UMN Sociology Workshop Series: Taste and Its Categories: How Categories Mediate Taste Across Educational Attainment Levels

Omar Lizardo
Event Date & Time
| -
Event Location
1114 Social Sciences

267 19th Ave S
Minneapolis, MN 55455

Speaker Bio:

Omar Lizardo (He/Him) is the LeRoy Neiman Term Chair Professor in the Department of Sociology at the University of California, Los Angeles. He studies Culture, Cognition, Networks, Consumption, Institutions, Organization, and Social Theory. His work has appeared in such journals as American Sociological Review, Social Forces, Sociological Forum, Sociological Theory, Journal for the Theory of Social Behaviour, Poetics, and Social Networks. He is the co-editor of the Handbook of Classical Sociological Theory, published by Springer, and co-author of the books Measuring Culture, published by Columbia University Press, and Orienting to Chance, published by the University of Chicago Press. He is currently one of the co-editors of the journal Sociological Theory, a member of the Board of Reviewing Editors for the journal Science, an Associate Editor for the journal Theory & Social Inquiry, the current chair of the ASA's section on Mathematical Sociology, and a former chair of the ASA's Section on the Sociology of Culture. His recent publications have focused on developing a theory of the microfoundations of institutions, conceptualizing diversity as a dominant social value, tracing the spread of "categorical tolerance" in musical tastes, and developing techniques for analyzing two-mode network data.

Abstract:

This talk examines the omnivore thesis—the claim that people with higher educational attainment and socioeconomic status have broader tastes—one of the most-studied and best-established phenomena in the sociology of culture. Using a traditional survey design, we find, as many others do, evidence for the omnivore thesis when respondents are asked abstractly about genre categories. Yet, leveraging original music production and survey experiments, we show that when asked to listen to actual music, category mediation is crucial. Without category-mediation, the differences among educational categories are negligible.
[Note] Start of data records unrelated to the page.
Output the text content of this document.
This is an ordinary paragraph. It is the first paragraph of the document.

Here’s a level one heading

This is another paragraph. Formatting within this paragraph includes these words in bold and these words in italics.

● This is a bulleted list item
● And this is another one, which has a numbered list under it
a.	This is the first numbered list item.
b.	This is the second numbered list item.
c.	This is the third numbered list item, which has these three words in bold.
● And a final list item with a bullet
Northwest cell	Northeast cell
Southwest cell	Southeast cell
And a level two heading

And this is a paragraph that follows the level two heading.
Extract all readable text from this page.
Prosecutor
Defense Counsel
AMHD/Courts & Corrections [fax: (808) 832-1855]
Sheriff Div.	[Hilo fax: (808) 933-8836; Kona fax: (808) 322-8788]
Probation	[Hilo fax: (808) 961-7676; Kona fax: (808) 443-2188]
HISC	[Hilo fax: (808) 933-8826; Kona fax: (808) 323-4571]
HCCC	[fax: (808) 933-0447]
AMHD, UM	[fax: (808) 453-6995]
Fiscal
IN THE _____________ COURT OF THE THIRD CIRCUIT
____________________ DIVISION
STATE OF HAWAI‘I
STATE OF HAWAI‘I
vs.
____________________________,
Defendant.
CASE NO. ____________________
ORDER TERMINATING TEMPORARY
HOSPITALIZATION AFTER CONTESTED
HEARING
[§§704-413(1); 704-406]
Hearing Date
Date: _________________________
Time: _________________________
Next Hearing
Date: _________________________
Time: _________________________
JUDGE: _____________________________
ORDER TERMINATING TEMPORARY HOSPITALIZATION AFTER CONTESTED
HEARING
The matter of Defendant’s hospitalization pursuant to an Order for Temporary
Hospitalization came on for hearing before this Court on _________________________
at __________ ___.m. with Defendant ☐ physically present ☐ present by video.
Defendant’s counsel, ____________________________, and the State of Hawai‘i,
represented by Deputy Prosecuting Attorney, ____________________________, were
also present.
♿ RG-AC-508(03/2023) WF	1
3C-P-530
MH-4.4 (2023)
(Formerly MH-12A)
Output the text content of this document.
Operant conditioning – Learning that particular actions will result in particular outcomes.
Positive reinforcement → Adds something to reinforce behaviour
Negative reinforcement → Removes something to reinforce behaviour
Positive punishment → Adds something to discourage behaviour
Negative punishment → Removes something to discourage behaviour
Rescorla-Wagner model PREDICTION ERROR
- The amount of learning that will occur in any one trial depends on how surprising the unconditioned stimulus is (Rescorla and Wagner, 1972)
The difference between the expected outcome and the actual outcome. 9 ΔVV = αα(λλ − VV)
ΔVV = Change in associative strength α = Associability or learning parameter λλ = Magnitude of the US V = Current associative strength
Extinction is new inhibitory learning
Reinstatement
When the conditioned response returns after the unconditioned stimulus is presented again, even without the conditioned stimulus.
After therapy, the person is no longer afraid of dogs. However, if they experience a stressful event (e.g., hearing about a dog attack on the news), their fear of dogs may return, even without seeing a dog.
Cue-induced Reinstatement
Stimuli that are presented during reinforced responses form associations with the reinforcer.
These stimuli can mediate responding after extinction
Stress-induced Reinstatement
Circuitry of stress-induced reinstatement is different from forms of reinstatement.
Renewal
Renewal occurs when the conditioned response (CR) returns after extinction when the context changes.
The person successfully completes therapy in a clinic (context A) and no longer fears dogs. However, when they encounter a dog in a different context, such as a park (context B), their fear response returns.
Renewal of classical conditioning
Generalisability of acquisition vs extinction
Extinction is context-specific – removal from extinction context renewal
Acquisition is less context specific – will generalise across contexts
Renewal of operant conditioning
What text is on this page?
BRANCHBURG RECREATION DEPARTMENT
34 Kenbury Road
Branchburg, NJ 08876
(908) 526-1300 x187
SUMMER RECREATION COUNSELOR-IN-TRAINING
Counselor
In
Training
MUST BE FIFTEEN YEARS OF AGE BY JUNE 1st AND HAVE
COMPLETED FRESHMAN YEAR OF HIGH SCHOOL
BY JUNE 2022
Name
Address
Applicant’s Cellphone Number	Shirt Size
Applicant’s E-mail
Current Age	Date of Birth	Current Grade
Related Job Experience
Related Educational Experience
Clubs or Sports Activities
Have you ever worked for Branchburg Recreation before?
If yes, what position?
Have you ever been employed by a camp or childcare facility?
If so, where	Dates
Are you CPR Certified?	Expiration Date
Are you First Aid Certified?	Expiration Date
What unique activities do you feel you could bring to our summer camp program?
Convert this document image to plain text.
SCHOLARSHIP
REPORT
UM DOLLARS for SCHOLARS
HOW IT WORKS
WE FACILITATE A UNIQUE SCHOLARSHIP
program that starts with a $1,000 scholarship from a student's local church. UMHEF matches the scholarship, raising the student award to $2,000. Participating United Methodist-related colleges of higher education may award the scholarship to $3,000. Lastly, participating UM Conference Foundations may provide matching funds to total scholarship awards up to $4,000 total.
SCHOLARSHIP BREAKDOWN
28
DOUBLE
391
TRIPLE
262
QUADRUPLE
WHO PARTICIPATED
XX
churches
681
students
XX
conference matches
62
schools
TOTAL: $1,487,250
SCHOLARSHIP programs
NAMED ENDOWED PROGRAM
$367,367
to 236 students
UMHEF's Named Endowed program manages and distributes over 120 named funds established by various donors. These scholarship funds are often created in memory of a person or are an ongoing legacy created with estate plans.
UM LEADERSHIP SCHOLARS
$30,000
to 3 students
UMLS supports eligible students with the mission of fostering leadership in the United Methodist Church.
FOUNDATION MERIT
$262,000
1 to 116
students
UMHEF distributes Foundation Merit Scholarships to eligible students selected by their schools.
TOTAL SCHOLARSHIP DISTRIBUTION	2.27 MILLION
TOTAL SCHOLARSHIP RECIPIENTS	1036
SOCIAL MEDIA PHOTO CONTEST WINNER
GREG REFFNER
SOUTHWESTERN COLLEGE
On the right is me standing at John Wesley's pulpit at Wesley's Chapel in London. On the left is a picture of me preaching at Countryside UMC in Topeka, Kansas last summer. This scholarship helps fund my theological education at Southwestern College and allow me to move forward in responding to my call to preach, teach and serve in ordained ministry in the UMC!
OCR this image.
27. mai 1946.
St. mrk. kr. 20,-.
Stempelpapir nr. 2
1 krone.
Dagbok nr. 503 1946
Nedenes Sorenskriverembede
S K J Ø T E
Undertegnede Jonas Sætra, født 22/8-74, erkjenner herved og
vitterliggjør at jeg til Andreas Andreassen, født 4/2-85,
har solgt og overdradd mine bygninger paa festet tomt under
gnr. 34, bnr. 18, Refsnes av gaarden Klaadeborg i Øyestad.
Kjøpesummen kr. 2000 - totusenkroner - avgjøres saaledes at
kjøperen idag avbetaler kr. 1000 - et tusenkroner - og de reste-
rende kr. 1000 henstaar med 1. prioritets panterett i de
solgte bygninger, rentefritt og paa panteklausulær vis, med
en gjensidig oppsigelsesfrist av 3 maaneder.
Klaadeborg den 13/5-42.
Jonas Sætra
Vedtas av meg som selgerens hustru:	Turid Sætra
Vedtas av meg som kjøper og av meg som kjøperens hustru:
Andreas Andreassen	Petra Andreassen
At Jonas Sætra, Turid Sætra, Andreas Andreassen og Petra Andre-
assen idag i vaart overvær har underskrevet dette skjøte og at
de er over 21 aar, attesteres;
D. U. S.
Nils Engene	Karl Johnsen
Category-mediation, however, gave rise to salient differences: Participants with high cultural capital were more omnivorous when primed to think about genre categories but didn’t know what they listened to, but more critical when first primed by categories, and then given the genre of the musical exemplar they listened to—strongly supporting a connoisseur-like theory of category-mediated omnivorous taste. Moreover, we find that category mediation strongly affected evaluations for people with less education, but in the opposite direction—something no current theory predicts. Thus, we isolate a category-mediation effect across levels of education. Taste remains anchored in external category systems, but the way this anchoring works differs across social classes.